Standpunkt: Das Denim-Land

Politik | aus FALTER 13/99 vom 31.03.1999

Die Damenhand, die unters Jeanshemd fahren will, wird von starker Männerpranke abgefangen. So etwas mag der Österreicher: Denim zählt zu den drei meistverkauften Herrendüften. Wir haben keine Ahnung, wonach der Schweizer riecht - aber es kann nicht Denim sein. Denn nur wer nach Denim riecht, hat "jede Situation fest im Griff" - und der Schweizer sein Land offensichtlich nicht. Jedenfalls erlebte das der chinesische Staatschef Jiang Zemin bei seinem Staatsbesuch bei den Eidgenossen. Hatten die widerspenstigen Älpler doch nicht verhindert, daß Menschenrechtsdemonstranten bis in Sicht- und Hörweite des Staatsmannes aus Fernost vordringen konnten. Zemin war empört und maßregelte die Regierung: Sie hätte ihr Land nicht im Griff. In Österreich hingegen fühlte sich der Herr aus China fast genauso wohl wie zu Hause.
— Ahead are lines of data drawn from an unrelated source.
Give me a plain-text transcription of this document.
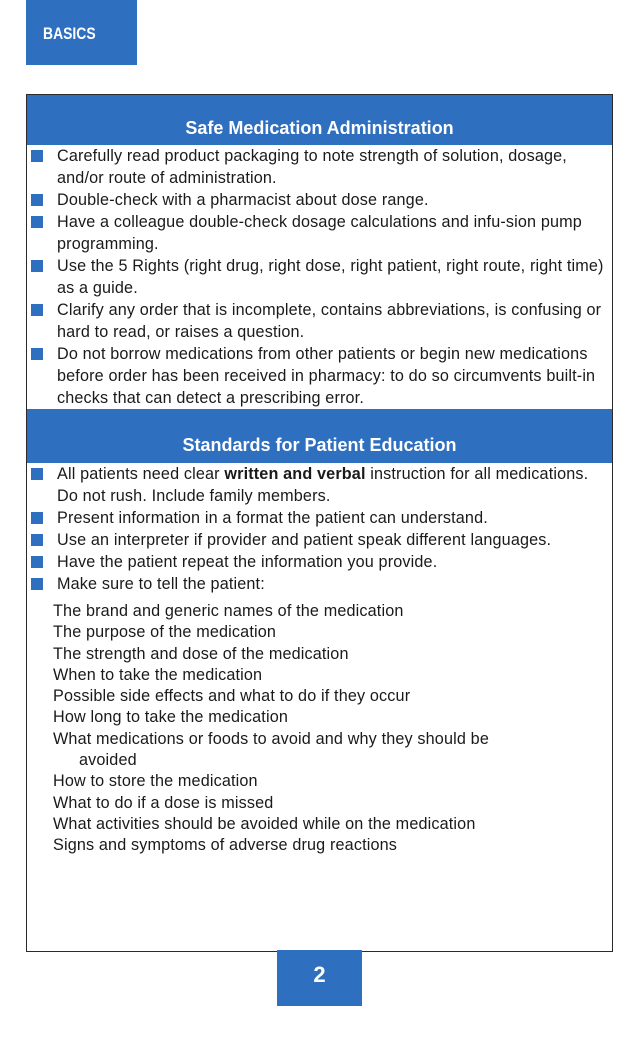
BASICS
Safe Medication Administration
Carefully read product packaging to note strength of solution, dosage, and/or route of administration.
Double-check with a pharmacist about dose range.
Have a colleague double-check dosage calculations and infu-sion pump programming.
Use the 5 Rights (right drug, right dose, right patient, right route, right time) as a guide.
Clarify any order that is incomplete, contains abbreviations, is confusing or hard to read, or raises a question.
Do not borrow medications from other patients or begin new medications before order has been received in pharmacy: to do so circumvents built-in checks that can detect a prescribing error.
Standards for Patient Education
All patients need clear written and verbal instruction for all medications. Do not rush. Include family members.
Present information in a format the patient can understand.
Use an interpreter if provider and patient speak different languages.
Have the patient repeat the information you provide.
Make sure to tell the patient:
The brand and generic names of the medication
The purpose of the medication
The strength and dose of the medication
When to take the medication
Possible side effects and what to do if they occur
How long to take the medication
What medications or foods to avoid and why they should be
avoided
How to store the medication
What to do if a dose is missed
What activities should be avoided while on the medication
Signs and symptoms of adverse drug reactions
2
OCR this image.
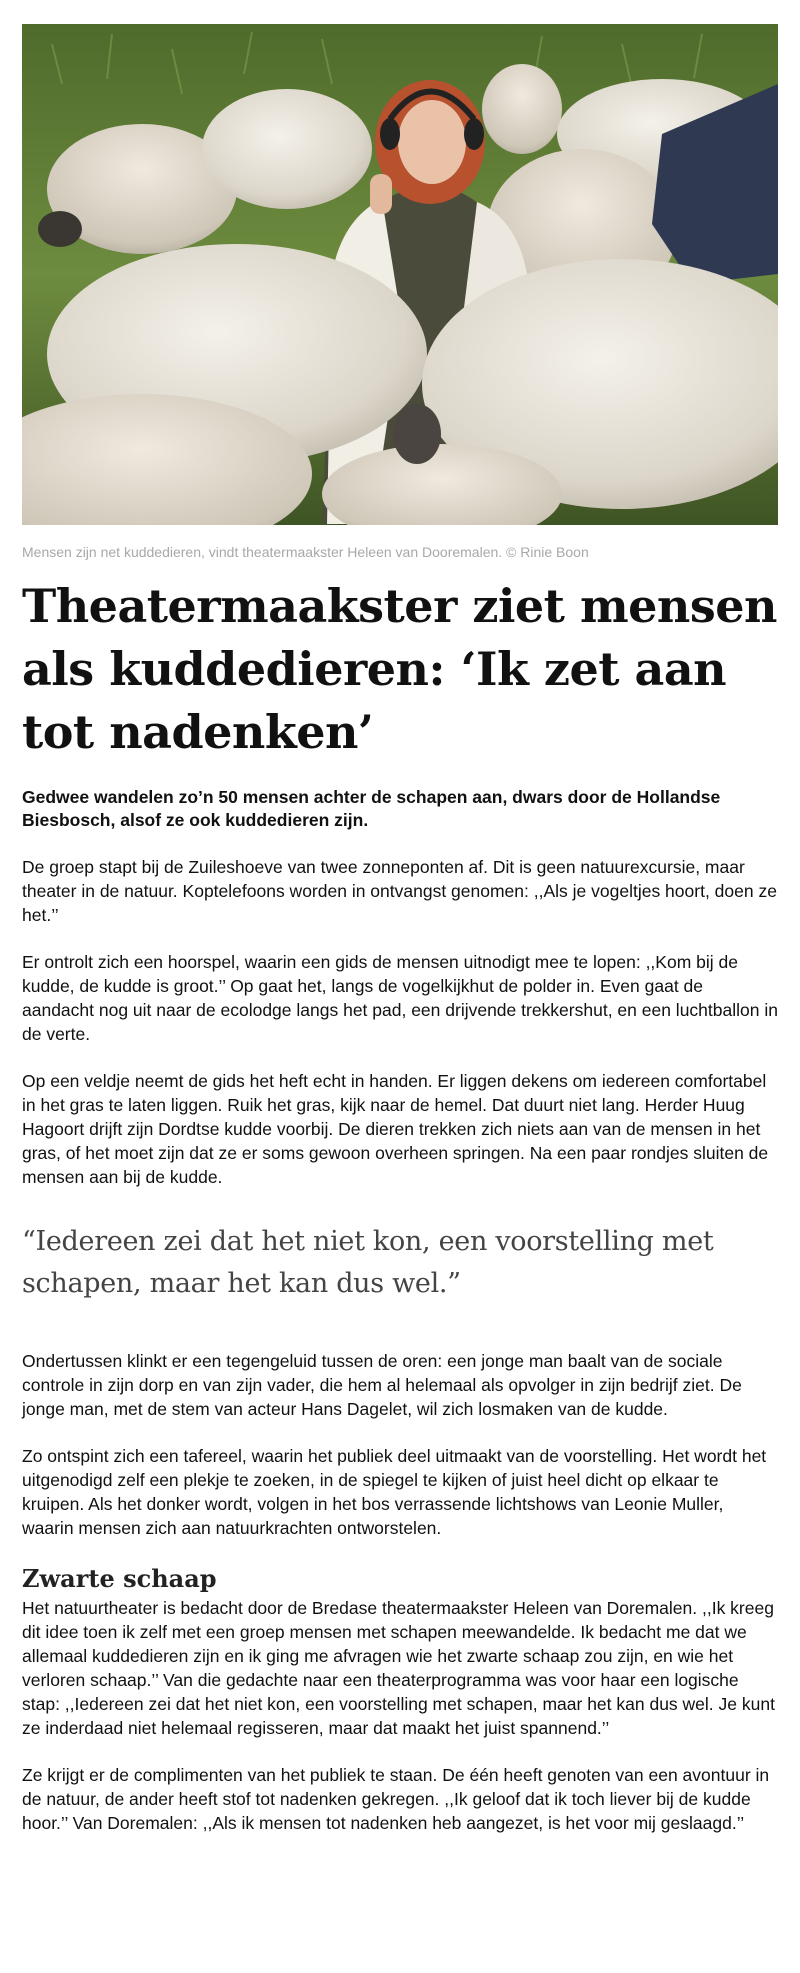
Mensen zijn net kuddedieren, vindt theatermaakster Heleen van Dooremalen. © Rinie Boon

Theatermaakster ziet mensen als kuddedieren: ‘Ik zet aan tot nadenken’

Gedwee wandelen zo’n 50 mensen achter de schapen aan, dwars door de Hollandse Biesbosch, alsof ze ook kuddedieren zijn.

De groep stapt bij de Zuileshoeve van twee zonneponten af. Dit is geen natuurexcursie, maar theater in de natuur. Koptelefoons worden in ontvangst genomen: ,,Als je vogeltjes hoort, doen ze het.’’

Er ontrolt zich een hoorspel, waarin een gids de mensen uitnodigt mee te lopen: ,,Kom bij de kudde, de kudde is groot.’’ Op gaat het, langs de vogelkijkhut de polder in. Even gaat de aandacht nog uit naar de ecolodge langs het pad, een drijvende trekkershut, en een luchtballon in de verte.

Op een veldje neemt de gids het heft echt in handen. Er liggen dekens om iedereen comfortabel in het gras te laten liggen. Ruik het gras, kijk naar de hemel. Dat duurt niet lang. Herder Huug Hagoort drijft zijn Dordtse kudde voorbij. De dieren trekken zich niets aan van de mensen in het gras, of het moet zijn dat ze er soms gewoon overheen springen. Na een paar rondjes sluiten de mensen aan bij de kudde.

“Iedereen zei dat het niet kon, een voorstelling met schapen, maar het kan dus wel.”

Ondertussen klinkt er een tegengeluid tussen de oren: een jonge man baalt van de sociale controle in zijn dorp en van zijn vader, die hem al helemaal als opvolger in zijn bedrijf ziet. De jonge man, met de stem van acteur Hans Dagelet, wil zich losmaken van de kudde.

Zo ontspint zich een tafereel, waarin het publiek deel uitmaakt van de voorstelling. Het wordt het uitgenodigd zelf een plekje te zoeken, in de spiegel te kijken of juist heel dicht op elkaar te kruipen. Als het donker wordt, volgen in het bos verrassende lichtshows van Leonie Muller, waarin mensen zich aan natuurkrachten ontworstelen.

Zwarte schaap

Het natuurtheater is bedacht door de Bredase theatermaakster Heleen van Doremalen. ,,Ik kreeg dit idee toen ik zelf met een groep mensen met schapen meewandelde. Ik bedacht me dat we allemaal kuddedieren zijn en ik ging me afvragen wie het zwarte schaap zou zijn, en wie het verloren schaap.’’ Van die gedachte naar een theaterprogramma was voor haar een logische stap: ,,Iedereen zei dat het niet kon, een voorstelling met schapen, maar het kan dus wel. Je kunt ze inderdaad niet helemaal regisseren, maar dat maakt het juist spannend.’’

Ze krijgt er de complimenten van het publiek te staan. De één heeft genoten van een avontuur in de natuur, de ander heeft stof tot nadenken gekregen. ,,Ik geloof dat ik toch liever bij de kudde hoor.’’ Van Doremalen: ,,Als ik mensen tot nadenken heb aangezet, is het voor mij geslaagd.’’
Demonstrationen durften nur fernab der Routen und Wege des Herrschers im Reich der Mitte abgehalten werden - und Bundespräsident Klestil war es nicht zu peinlich, das Nichtzustandekommen einer europäischen Human-Rights-Resolution an China als "Erfolg, weil man so weiter verhandeln kann", zu beschreiben. China ist ein großer, wichtiger Handelspartner. Vermutlich gilt Denim dort als besonders elitärer Designerduft. In Österreich tut es das. Man kann es riechen. T. R.